We witnessed similar influence operations here during the Brexit referendum in 2016. A study by the Financial Times reported that during the referendum campaign ‘the 20 most prolific accounts … displayed indications of high levels of automation’. The Anti-Muslim hate group TellMAMA recorded in its latest Annual report that manual bots based in St Petersburg were active in spreading Anti-Muslim hate online. Israel has also used manual ‘bots’ to promote a more positive image of itself online.

The Oxford Internet Institute (OII) has studied online political discussions relating to several countries on social media platforms such as Twitter and Facebook. It claims that in all the elections, political crises and national security-related discussions it examined, there was not one instance where social media opinion had not been manipulated by what they call ‘computational propaganda’. For them, while it remains difficult to quantify the impact bots have ‘computational propaganda’ is now one of the most ‘powerful tools against democracy’.

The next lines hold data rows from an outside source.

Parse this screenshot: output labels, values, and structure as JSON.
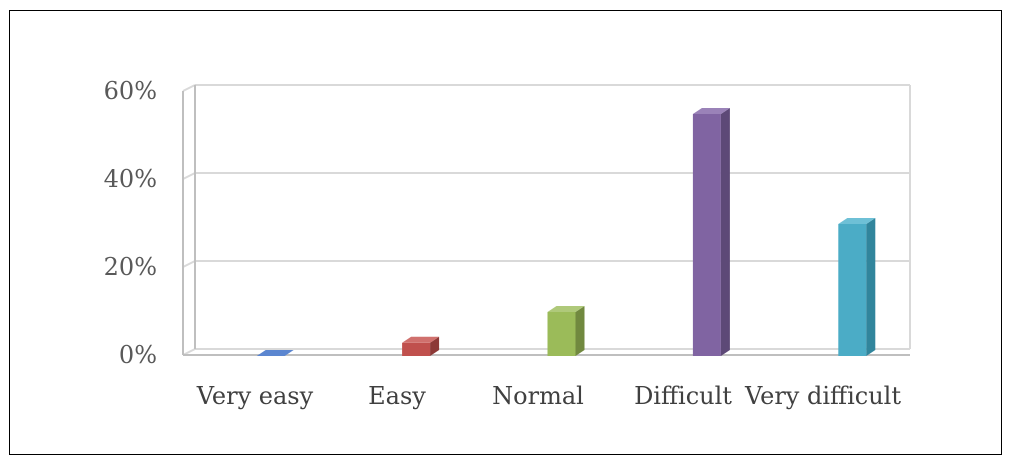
{
  "chart_data": {
    "type": "bar",
    "categories": [
      "Very easy",
      "Easy",
      "Normal",
      "Difficult",
      "Very difficult"
    ],
    "values": [
      0,
      3,
      10,
      55,
      30
    ],
    "unit": "%",
    "ylim": [
      0,
      60
    ],
    "y_ticks": [
      "0%",
      "20%",
      "40%",
      "60%"
    ],
    "y_tick_values": [
      0,
      20,
      40,
      60
    ],
    "colors": [
      "#4472C4",
      "#C0504D",
      "#9BBB59",
      "#8064A2",
      "#4BACC6"
    ],
    "dark_colors": [
      "#2F528F",
      "#8C3836",
      "#71893F",
      "#5D4977",
      "#31859C"
    ],
    "top_colors": [
      "#5B86D0",
      "#D0706D",
      "#AFC97A",
      "#9A82B8",
      "#6EC0D6"
    ],
    "grid": true,
    "legend": "none",
    "style": "3d-column"
  }
}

Donald Trump perhaps more than any other US President to date understands the power of social media. The OII found, for example, that although he alienated Latino voters on the campaign trail, he had some fake Latino twitter bots tweeting support for him. Emerson T Brooker informed me that social media bots can be highly-effective; for him ‘If a bot-driven conversation successfully enters the “Trending” charts of a service like Twitter, it can break into mainstream discussion and receive a great deal of attention from real flesh-and-blood users’. He continues ‘The first unequivocal use of political bots was in the 2010 Special Senate Election in Massachusetts, which ended in the election of Senator Scott Brown. The bots helped draw journalist (and donor) interest from across the country. The Islamic State was also a very effective user of botnets to spread its propaganda over Arabic-speaking Twitter. In 2014, it repeatedly drove hashtags related to its latest execution or battlefield victory (e.g. #AllEyesOnISIS) to international attention.’

So, what can be done to better regulate bots? The OII has called for social media platforms to act against bots and has suggested some steps. These include; making the posts they select for news feeds more ‘random’, so users don’t only see likeminded opinions. News feeds could be provided with a trustworthiness score; audits could be carried out of the algorithms they use to decide which posts to promote. However, the OII also cautions not to over-regulate the platforms to suppress political conversation altogether.  Marc Owen Jones of Exeter University who has researched bots feels that in the case of twitter better ‘verification procedures could tackle the bots’. According to Emerson Brooking ‘a simple non-invasive proposal bouncing around Congress now would mandate the labelling of bot accounts. This would allow bots positive automation functions to continue while keeping them from fooling everyday media users.’